そんな微妙なドキドキ感を持って『森山大道展』の会場であるギャラリーRAKUに入る、するとまた本人が。講座での対談相手である大竹昭子女史も一緒だ。てっきり講座までは裏で関係者とマッタリするのかと思ってたから意表をつかれちゃったよ。おかげで、本人を意識せずに作品を見ようとする努力がいるし、その時点でもうストレートに作品を見ることができていないんだから、まいっちゃったね。本人が出て行った後で申し訳程度に会場を見回した感じでは、巨大なプリントが壁面に所狭しと並べられていて、『新宿』からのが目に付いたけど、古いやつかなぁ見たことないイメージも結構あったんだね。こうして新旧がごちゃまぜに展示されても、違和感がないというか一様に納まって見えるのがスゴイよ。

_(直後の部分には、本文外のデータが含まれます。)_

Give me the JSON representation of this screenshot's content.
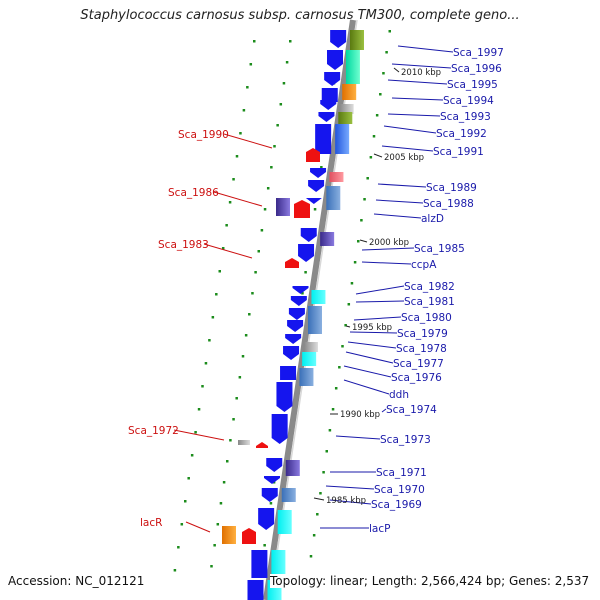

変わるのは時代や人間であって、写真家森山大道のこだわりはなにひとつ変わらずといったところかな。
さて、もうひとつ地下の会場ディーズギャラリーにて開催中の『BUENOS AIRES』も見ておこうか。こちらは本人はいなくてゆっくり見ることができる...と思っていたら、またしてもお付の人を連れて登場。タイミングが良いのか悪いのか分からないよ、マッタク。こちらは早めに退散して、講座が終わった後にもう一度ゆっくり見てみたんだよ。
これらはブエノスアイレスに二度にわたって行った際に撮影されたもので、本人も「久しぶりに、ヤっちゃったなぁ」と評するだけあって森山節が全開、それはもう臭すぎる程に。どうしても先の「新宿」と比べたくなるのだけれど、やはり「新宿」にある今にもイメージがこちらに倒れ掛かって迫ってくるような圧倒感は感じられない。「新宿」では、日々堆積される膨大な数のショットが可能にするイメージの厚みのようなものが出ていると思うのだけれど、「BUENOS
AIRES」は“異邦人がサッと行って撮ってきました”という感じがあるんだ。でもナワバリである新宿とは勝手が違うのは当然というかむしろ「新宿」が森山の作品の中では特異なのかもしれないよ。だって、いつも森山が言う“擦過”ってことを踏まえるならずっと「BUENOS
AIRES」の方が“擦過”ッポイんだから。“久しぶりに、ヤっちゃった”とはきっとそういうことなんだと思うね。